To develop for Docling, you need Python 3.11 / 3.12 and Poetry. You can then install from your local clone's root dir:
```bash
poetry install
```

## Usage

For basic usage, see the [convert.py](https://github.com/DS4SD/docling/blob/main/examples/convert.py) example module. Run with:

```
python examples/convert.py
```
The output of the above command will be written to `./scratch`.

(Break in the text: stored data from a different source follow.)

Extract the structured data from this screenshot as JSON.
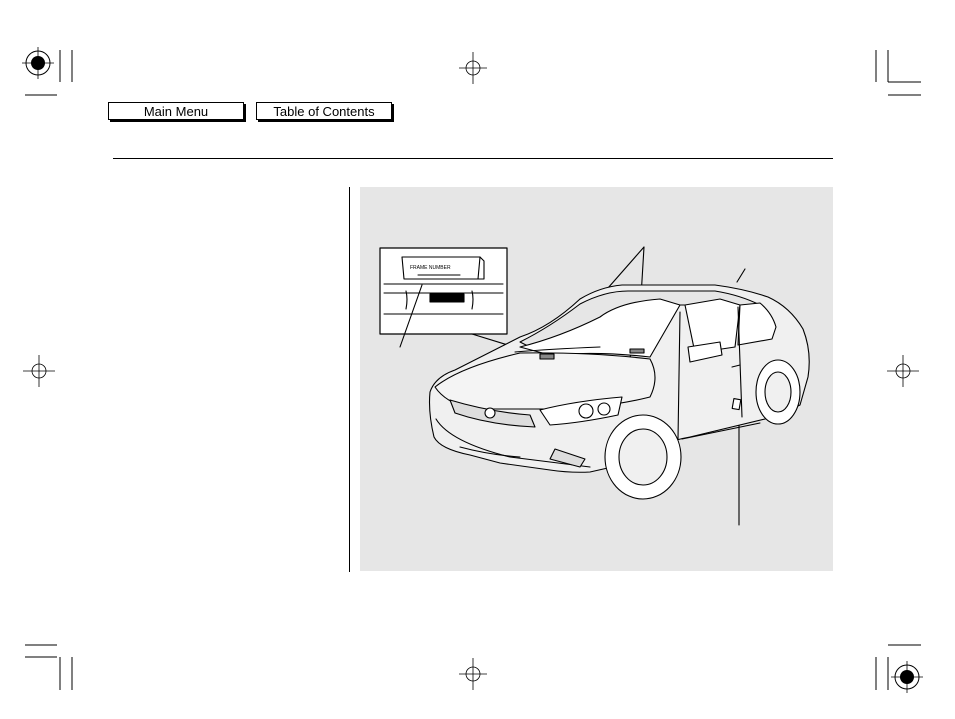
{
  "nav": {
    "main_menu": "Main Menu",
    "table_of_contents": "Table of Contents"
  },
  "figure": {
    "inset_label": "FRAME NUMBER"
  },
  "icons": [
    "registration-target-icon",
    "crosshair-icon",
    "crop-mark-icon"
  ],
  "colors": {
    "figure_background": "#e6e6e6",
    "line": "#000000"
  }
}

### Enable or disable pipeline features

You can control if table structure recognition or OCR should be performed by arguments passed to `DocumentConverter`:
```python
doc_converter = DocumentConverter(
    artifacts_path=artifacts_path,
    pipeline_options=PipelineOptions(
        do_table_structure=False,  # controls if table structure is recovered 
        do_ocr=True,  # controls if OCR is applied (ignores programmatic content)
    ),
)
```

### Impose limits on the document size

You can limit the file size and number of pages which should be allowed to process per document:
```python
conv_input = DocumentConversionInput.from_paths(
    paths=[Path("./test/data/2206.01062.pdf")],
    limits=DocumentLimits(max_num_pages=100, max_file_size=20971520)
)
```

### Convert from binary PDF streams 

You can convert PDFs from a binary stream instead of from the filesystem as follows:
```python
buf = BytesIO(your_binary_stream)
docs = [DocumentStream(filename="my_doc.pdf", stream=buf)]
conv_input = DocumentConversionInput.from_streams(docs)
converted_docs = doc_converter.convert(conv_input)
```
### Limit resource usage

You can limit the CPU threads used by Docling by setting the environment variable `OMP_NUM_THREADS` accordingly. The default setting is using 4 CPU threads.


## Contributing

Please read [Contributing to Docling](https://github.com/DS4SD/docling/blob/main/CONTRIBUTING.md) for details.


## References

If you use Docling in your projects, please consider citing the following:

```bib
@software{Docling,
author = {Deep Search Team},
month = {7},
title = {{Docling}},
url = {https://github.com/DS4SD/docling},
version = {main},
year = {2024}
}
```

## License

The Docling codebase is under MIT license.
For individual model usage, please refer to the model licenses found in the original packages.